Exposing DeepFake Videos By Detecting Face Warping Artifacts
May 22, 2019 -
Paper Link -
Tags: Deepfake, Detection
Summary
Generated a dataset to train deepfake detectors that did not consist of any deepfakes. They cropped the face, applied Gaussian blur to blur the face, affine (scaling, rotation, shearing) warped the face back to normal (thus creating additional artifacts). The dataset proved to train the given CNN models well enough to outperform other models that were trained on actual deepfakes.
Analysis
- Using a generated dataset that does not contain deepfakes is an interesting idea, however, as deepfakes improve, this method will become less viable
- For testing, they used fairly small datasets.
Notes
- DeepFake algorithms output faces of a fixed size, thus they must undergo an affine wrapping to bring the face back to its original quality
- The face alteration generally leaves behind artifacts or makes the image less crisp/blurrier
- They took advantage of this to create a deepfake dataset that did not require running a deepfake model.
- Training Dataset
- Used 24,442 JPEG images as the positive examples, which were also used to generate the negative examples
- Figure 2 highlights how they generated their training dataset
- They aligned the face with different scales (scale the image down X%)
- Applied Gaussian blur (made the image a bit blurry)
- Warped the image back to the original dimensions
- Figure 3 highlights how they wrap different parts of the face
- Model
- Generated "regions of interest" (RoI) via landmarks in the face. 10 RoIs were used for each image
- Used four different CNN models: VGG16, ResNet50, ResNet101, and ResNet152.
- Averaged the predictions of all RoIs probabilities to determine the final probability of the image being fake or real
- Validation Datasets
- Used the UADFV dataset consisting of 49 real and 49 fake videos each lasting ~11 seconds.
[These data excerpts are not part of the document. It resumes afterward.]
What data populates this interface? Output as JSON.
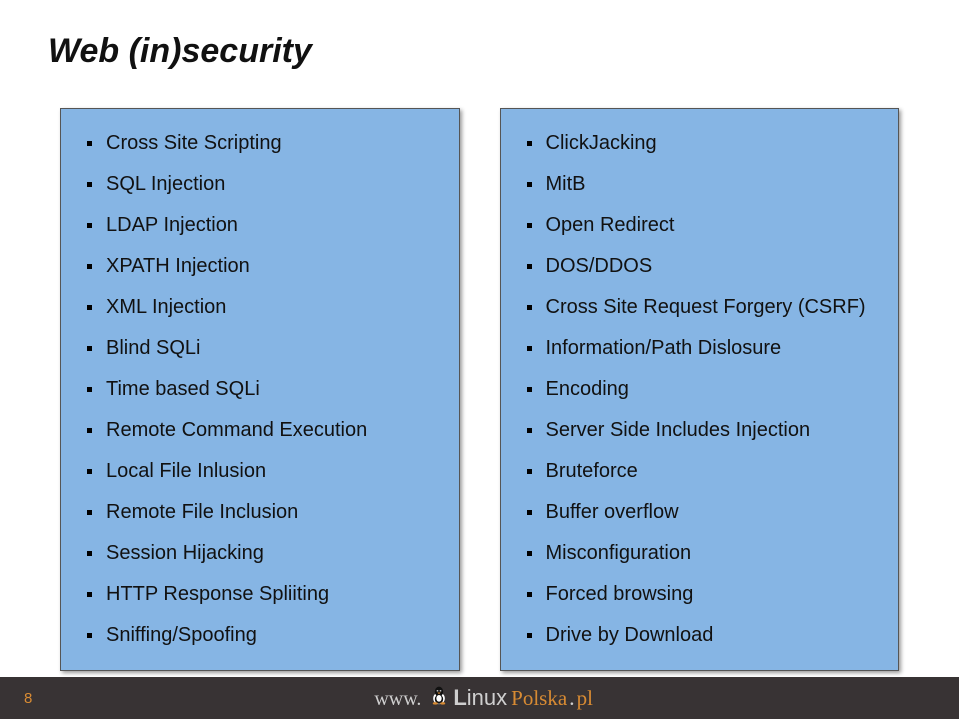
{
  "title": "Web (in)security",
  "watermark_top": "",
  "watermark_bottom": "",
  "left_column": [
    "Cross Site Scripting",
    "SQL Injection",
    "LDAP Injection",
    "XPATH Injection",
    "XML Injection",
    "Blind SQLi",
    "Time based SQLi",
    "Remote Command Execution",
    "Local File Inlusion",
    "Remote File Inclusion",
    "Session Hijacking",
    "HTTP Response Spliiting",
    "Sniffing/Spoofing"
  ],
  "right_column": [
    "ClickJacking",
    "MitB",
    "Open Redirect",
    "DOS/DDOS",
    "Cross Site Request Forgery (CSRF)",
    "Information/Path Dislosure",
    "Encoding",
    "Server Side Includes Injection",
    "Bruteforce",
    "Buffer overflow",
    "Misconfiguration",
    "Forced browsing",
    "Drive by Download"
  ],
  "page_number": "8",
  "brand": {
    "www": "www.",
    "linux_l": "L",
    "linux_rest": "inux",
    "polska": "Polska",
    "pl": "pl"
  }
}
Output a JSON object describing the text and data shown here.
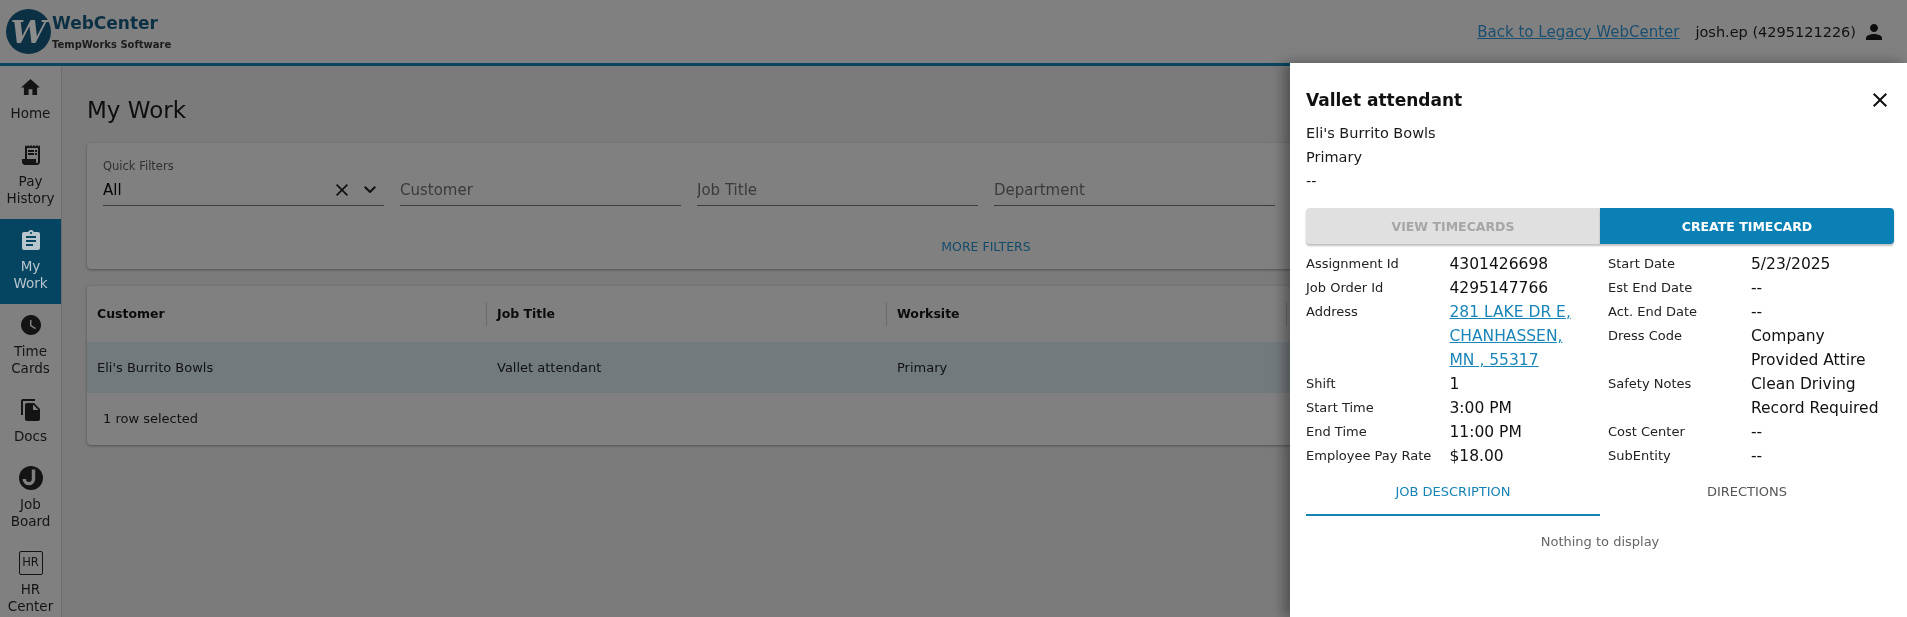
{
  "header": {
    "logo": {
      "mark": "W",
      "name": "WebCenter",
      "tagline": "TempWorks Software"
    },
    "legacy_link": "Back to Legacy WebCenter",
    "user": "josh.ep (4295121226)"
  },
  "sidebar": {
    "items": [
      {
        "label": "Home",
        "selected": false
      },
      {
        "label": "Pay History",
        "selected": false
      },
      {
        "label": "My Work",
        "selected": true
      },
      {
        "label": "Time Cards",
        "selected": false
      },
      {
        "label": "Docs",
        "selected": false
      },
      {
        "label": "Job Board",
        "selected": false
      },
      {
        "label": "HR Center",
        "icon_text": "HR",
        "selected": false
      }
    ]
  },
  "page": {
    "title": "My Work"
  },
  "filters": {
    "fields": [
      {
        "kind": "select",
        "label": "Quick Filters",
        "value": "All"
      },
      {
        "kind": "text",
        "placeholder": "Customer"
      },
      {
        "kind": "text",
        "placeholder": "Job Title"
      },
      {
        "kind": "text",
        "placeholder": "Department"
      }
    ],
    "more_button": "MORE FILTERS"
  },
  "table": {
    "columns": [
      "Customer",
      "Job Title",
      "Worksite"
    ],
    "rows": [
      {
        "cells": [
          "Eli's Burrito Bowls",
          "Vallet attendant",
          "Primary"
        ],
        "selected": true
      }
    ],
    "footer": "1 row selected"
  },
  "drawer": {
    "title": "Vallet attendant",
    "lines": [
      "Eli's Burrito Bowls",
      "Primary",
      "--"
    ],
    "buttons": [
      {
        "label": "VIEW TIMECARDS",
        "disabled": true
      },
      {
        "label": "CREATE TIMECARD",
        "disabled": false
      }
    ],
    "details": {
      "left": [
        {
          "label": "Assignment Id",
          "value": "4301426698",
          "kind": "text"
        },
        {
          "label": "Job Order Id",
          "value": "4295147766",
          "kind": "text"
        },
        {
          "label": "Address",
          "value": "281 LAKE DR E, CHANHASSEN, MN , 55317",
          "kind": "link"
        },
        {
          "label": "Shift",
          "value": "1",
          "kind": "text"
        },
        {
          "label": "Start Time",
          "value": "3:00 PM",
          "kind": "text"
        },
        {
          "label": "End Time",
          "value": "11:00 PM",
          "kind": "text"
        },
        {
          "label": "Employee Pay Rate",
          "value": "$18.00",
          "kind": "text"
        }
      ],
      "right": [
        {
          "label": "Start Date",
          "value": "5/23/2025",
          "kind": "text"
        },
        {
          "label": "Est End Date",
          "value": "--",
          "kind": "text"
        },
        {
          "label": "Act. End Date",
          "value": "--",
          "kind": "text"
        },
        {
          "label": "Dress Code",
          "value": "Company Provided Attire",
          "kind": "text"
        },
        {
          "label": "Safety Notes",
          "value": "Clean Driving Record Required",
          "kind": "text"
        },
        {
          "label": "Cost Center",
          "value": "--",
          "kind": "text"
        },
        {
          "label": "SubEntity",
          "value": "--",
          "kind": "text"
        }
      ]
    },
    "tabs": [
      {
        "label": "JOB DESCRIPTION",
        "selected": true
      },
      {
        "label": "DIRECTIONS",
        "selected": false
      }
    ],
    "empty_message": "Nothing to display"
  }
}
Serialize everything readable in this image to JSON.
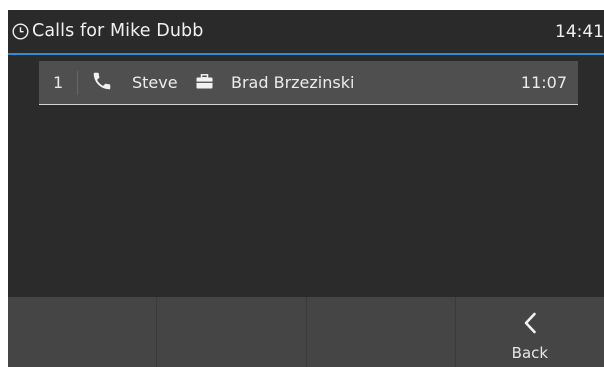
{
  "header": {
    "title": "Calls for Mike Dubb",
    "time": "14:41"
  },
  "calls": [
    {
      "index": "1",
      "caller": "Steve",
      "callee": "Brad Brzezinski",
      "time": "11:07"
    }
  ],
  "softkeys": {
    "back_label": "Back"
  },
  "colors": {
    "accent": "#2f8ecf",
    "background": "#2b2b2b",
    "row": "#4f4f4f",
    "softkey_bar": "#454545"
  }
}
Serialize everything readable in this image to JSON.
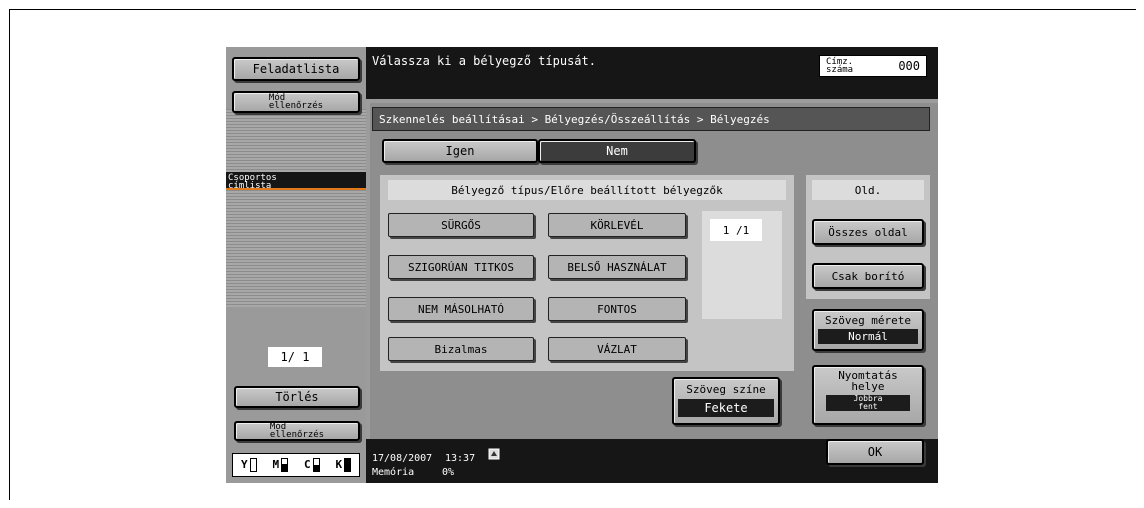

ResNet50 had the highest Area Under Curve (ROC) at 0.954 per frame. ResNet101 had .991 per video
- Used the DeepfakeTIMIT dataset consisting of a few low and high quality videos. ResNet50 had the highest AUC per frame at .999 for low quality videos and .932 for high quality videos
- ResNet50 outperformed other models from other papers (Table 1) despite being trained on a non-deepfake dataset.
Citation: Li, Yuezun, and Siwei Lyu. "Exposing deepfake videos by detecting face warping artifacts." arXiv preprint arXiv:1811.00656 (2018).